Using only information presented in the movie, how do we know he only comes forward because of Lois?

So the important part of the scene is when the priest says that you take a leap of faith and the trust part comes later.

Funny how that line ties perfectly into Jor-El's speech:

"The people of earth are different from us. But ultimately I believe that's a good thing. They won't make the same mistakes we did. Not if you guide them, Kal. Not if you give them hope. That's what this symbol means. The symbol of the house of El means hope. Embodied within that hope is the fundamental belief in the potential of every person to be a force for good. That's what you can bring them."

That line gets Clark to reflect differently on what Lois is doing for him. She's taking a leap of faith, so he should too. He follows her example. Her influence is highlighted further when it is Lois Superman asks for as soon as he makes contact, and it's Lois he thanks for believing in him because, according to him, it made a difference.

You're telling me why Clark did what he did, explaining what you think was going on in his head, but you haven't provided anything in the movie that would support this beyond your own interpretation. Had the film makers intended Lois to be the only catalyst that brought Clark out as Superman, you'd be able to make a convincing argument using concrete examples instead of filling in the blanks like this.

Regardless, meaning let's set aside the Lois issue for the sake of argument, the fact that Clark is even indecisive and consulting anyone about this instead of already being public suggests that Jor-El wasn't a sufficient catalyst.

But by this point Lois had already been arrested. So he was indecisive and consulting someone instead of already being public... suggesting that Lois, your supposed catalyst, wasn't sufficient either.
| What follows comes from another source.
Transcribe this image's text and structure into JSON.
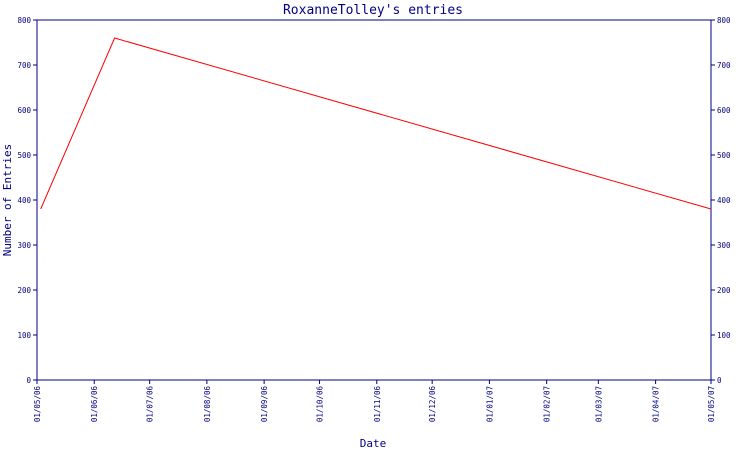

And if your interpretation is that the "leap of faith" line made him reconsider what she was doing for him, then that line could just as easily be interpreted in a way that it makes Clark reconsider what his father told him in the part that I quoted.

So if him consulting a priest negates my argument (it doesn't), then by your own logic it should negate yours as well.

For the record I'm not saying Lois had nothing to do with his decision to come forward, but your original claim that Jor-El had nothing to do with it is clearly wrong. Jor-El giving him all the answers he had been seeking his entire life, the classic Superman outfit, and a clear set of ideals to lead and inspire humanity wasn't the catalyst that made him become Superman; instead Clark at some point silently decided that it was all Lois, even though the movie doesn't convey this? That's why I'm confident that this was not the filmmaker's intentions. Snyder is an inept story-teller, but surely he isn't this inept.
 
Well Wonder Woman's getting great reviews after 3 mixed to negatively reviewed DCEU movies...
 
Well Wonder Woman's getting great reviews after 3 mixed to negatively reviewed DCEU movies...

So if DC films are held to a higher standard then Wonder Woman must be the best superhero movie ever made. Then again so far she is scoring higher than Superman: The Movie and The Dark Knight.
 
So if DC films are held to a higher standard then Wonder Woman must be the best superhero movie ever made. Then again so far she is scoring higher than Superman: The Movie and The Dark Knight.

TDK was also higher than The Godfather for a while. But regardless, it's awesome that it's getting such good reviews.